While I was in school for so many years, I became an expert in procrastination, but it’s not the healthiest or the wisest way to live. When’s the best time to plant a tree? The spring or the fall? Actually, the best time to plant a tree is ten years ago. Much like physical growth, spiritual development and healing can take time. If we’re hoping to be ready to meet Christ the Bridegroom by the end of our lives—and Christ reminds us that we know neither the day nor the hour—let’s stop putting off what should have been done yesterday, what should have been done ten years ago. Let’s give ourselves entirely to Jesus Christ today, with all our heart, mind, soul, and strength. Give God the time and the energy that He deserves, today and every day. The Bridegroom is on His way, for you.

Blessed are the Hungry

Homily, Solemnity of All Saints

A few years ago when I was still in high school, I played basketball for Elk Point-Jefferson, and at some point, our coach adopted as our motto the word “unsatisfied.” Now I’m not sure if that was supposed to be an indication of how well we played, and “unsatisfied” is definitely more challenging to say at the end of a huddle, rather than just saying “break” or “Huskies,” but it did drive home to us that we should always be striving for more, never fully satisfied with how we played during our last game, or how much we hustled during our last practice, or how many free throws we were able to make yesterday. Unsatisfied. We should always be striving for more.

As true as this is for athletes and sports, it is even more important in our lives of faith and in our relationship with Jesus Christ. Instead of a game we’re playing and trying to win, we have just one life entrusted to us by God. We need to be continually striving to live it well, according to the truth of who God made us to be; to practice, every day, as long as it takes, to get good at receiving God’s love, and sharing that love with everyone we meet, to love even those who don’t deserve it, because we didn’t deserve it. And since our eternal destiny depends upon how we live this one life, we should be willing to lose everything else in this short life on earth, if only we might receive the salvation Christ has for us in eternity. Are we doing everything we possibly can, to make sure that we are headed for heaven, to join with the Saints in God’s glory, or do other questions and concerns take priority? Am I more concerned about what other people think of me and my place in this world, rather than about what God is asking of me and my place in the world to come?

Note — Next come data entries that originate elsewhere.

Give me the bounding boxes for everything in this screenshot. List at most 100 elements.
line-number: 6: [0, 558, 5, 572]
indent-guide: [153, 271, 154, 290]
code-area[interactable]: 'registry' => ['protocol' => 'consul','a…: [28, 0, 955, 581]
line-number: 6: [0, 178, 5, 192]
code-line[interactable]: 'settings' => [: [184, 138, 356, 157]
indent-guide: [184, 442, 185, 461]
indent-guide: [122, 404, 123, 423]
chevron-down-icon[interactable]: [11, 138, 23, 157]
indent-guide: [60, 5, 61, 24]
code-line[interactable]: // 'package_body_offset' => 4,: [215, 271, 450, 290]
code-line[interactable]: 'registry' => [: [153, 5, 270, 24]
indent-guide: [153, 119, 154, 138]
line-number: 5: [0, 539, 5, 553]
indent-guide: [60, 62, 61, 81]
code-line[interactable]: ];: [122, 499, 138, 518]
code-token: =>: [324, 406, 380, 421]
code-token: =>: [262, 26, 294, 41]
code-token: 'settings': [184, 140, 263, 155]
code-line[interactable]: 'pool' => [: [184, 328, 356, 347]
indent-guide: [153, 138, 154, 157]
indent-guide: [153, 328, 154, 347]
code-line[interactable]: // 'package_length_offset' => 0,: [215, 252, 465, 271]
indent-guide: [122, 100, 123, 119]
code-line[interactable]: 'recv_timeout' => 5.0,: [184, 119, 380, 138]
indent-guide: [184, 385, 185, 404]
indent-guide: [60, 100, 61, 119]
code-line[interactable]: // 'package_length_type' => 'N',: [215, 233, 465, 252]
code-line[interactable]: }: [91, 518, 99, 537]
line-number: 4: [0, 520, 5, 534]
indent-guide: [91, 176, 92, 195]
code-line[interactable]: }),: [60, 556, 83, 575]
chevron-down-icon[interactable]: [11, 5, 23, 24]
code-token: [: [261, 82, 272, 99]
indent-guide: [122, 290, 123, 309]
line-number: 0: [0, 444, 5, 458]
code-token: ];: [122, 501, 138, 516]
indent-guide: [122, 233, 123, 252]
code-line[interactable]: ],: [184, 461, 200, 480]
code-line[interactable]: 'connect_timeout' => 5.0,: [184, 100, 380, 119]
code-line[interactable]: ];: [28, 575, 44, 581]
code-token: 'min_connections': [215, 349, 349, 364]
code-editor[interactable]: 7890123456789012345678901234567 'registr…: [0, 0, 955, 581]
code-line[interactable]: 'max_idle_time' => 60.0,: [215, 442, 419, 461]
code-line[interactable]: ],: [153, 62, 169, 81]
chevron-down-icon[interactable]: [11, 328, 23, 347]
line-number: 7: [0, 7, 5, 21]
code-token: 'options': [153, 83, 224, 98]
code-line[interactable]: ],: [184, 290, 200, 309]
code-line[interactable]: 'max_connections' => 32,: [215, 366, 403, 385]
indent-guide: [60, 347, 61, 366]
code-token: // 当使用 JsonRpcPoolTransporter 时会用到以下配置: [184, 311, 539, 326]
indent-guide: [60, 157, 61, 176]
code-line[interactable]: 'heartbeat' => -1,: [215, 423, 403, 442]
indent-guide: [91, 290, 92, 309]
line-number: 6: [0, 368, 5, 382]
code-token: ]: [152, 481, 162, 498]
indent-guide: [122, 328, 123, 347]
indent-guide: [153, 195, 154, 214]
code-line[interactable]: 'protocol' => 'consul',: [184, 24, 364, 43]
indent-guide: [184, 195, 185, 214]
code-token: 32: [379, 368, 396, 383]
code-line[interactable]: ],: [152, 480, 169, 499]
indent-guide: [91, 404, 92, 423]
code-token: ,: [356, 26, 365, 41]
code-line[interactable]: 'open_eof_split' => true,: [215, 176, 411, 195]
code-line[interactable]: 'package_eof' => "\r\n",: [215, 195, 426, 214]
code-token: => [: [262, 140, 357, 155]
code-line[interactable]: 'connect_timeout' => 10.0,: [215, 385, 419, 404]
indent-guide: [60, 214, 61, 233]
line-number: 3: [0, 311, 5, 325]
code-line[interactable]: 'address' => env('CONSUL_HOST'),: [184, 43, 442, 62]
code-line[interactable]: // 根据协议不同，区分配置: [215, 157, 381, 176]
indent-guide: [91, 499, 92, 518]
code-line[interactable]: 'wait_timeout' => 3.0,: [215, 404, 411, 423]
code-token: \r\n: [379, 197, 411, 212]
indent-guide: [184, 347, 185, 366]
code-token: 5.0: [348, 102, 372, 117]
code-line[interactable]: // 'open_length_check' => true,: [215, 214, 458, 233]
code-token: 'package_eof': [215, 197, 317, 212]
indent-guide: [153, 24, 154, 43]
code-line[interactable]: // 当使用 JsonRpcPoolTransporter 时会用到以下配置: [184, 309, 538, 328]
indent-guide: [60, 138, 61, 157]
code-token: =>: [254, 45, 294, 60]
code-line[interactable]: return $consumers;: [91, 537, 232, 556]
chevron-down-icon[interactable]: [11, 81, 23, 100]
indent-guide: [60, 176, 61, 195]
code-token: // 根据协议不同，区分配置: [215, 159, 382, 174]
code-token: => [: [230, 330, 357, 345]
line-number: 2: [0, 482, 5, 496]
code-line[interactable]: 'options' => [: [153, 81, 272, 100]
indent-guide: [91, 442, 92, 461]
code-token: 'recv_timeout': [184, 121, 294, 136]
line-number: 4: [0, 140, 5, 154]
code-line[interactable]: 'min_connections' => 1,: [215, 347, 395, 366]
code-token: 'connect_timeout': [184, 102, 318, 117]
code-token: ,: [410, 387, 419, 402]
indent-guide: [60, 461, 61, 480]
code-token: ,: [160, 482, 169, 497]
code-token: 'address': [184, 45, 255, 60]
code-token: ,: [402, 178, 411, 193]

All the Saints that we celebrate today were those who were always striving for more, always challenging themselves and being challenged by God to answer more fully each day the call to holiness, to pray without ceasing and to serve the least ones. Unsatisfied. The Venerable Solanus Casey, who was born in Wisconsin and who will be beatified later this month in Detroit, Michigan, Solanus was a man who grew up, lived, and worked here in the Midwest, and he was always striving to better serve those who were sick, those who asked for his prayers, always striving to give more and more of himself to Jesus Christ in the Eucharist. Unsatisfied. He was among those who are called Blessed in today’s Gospel, the poor, the meek, the hungry and thirsty, the merciful and clean of heart. Solanus Casey was among those who were never fully satisfied with life in this world, or among those who don’t allow themselves to grow comfortable and complacent with the things of this passing world. We were made for much, much more. Unsatisfied. Are you unsatisfied with the state of your own spiritual life? If so, you’re on the right track. But don’t stay there. Keep chasing after Jesus. Keep striving after all the Saints.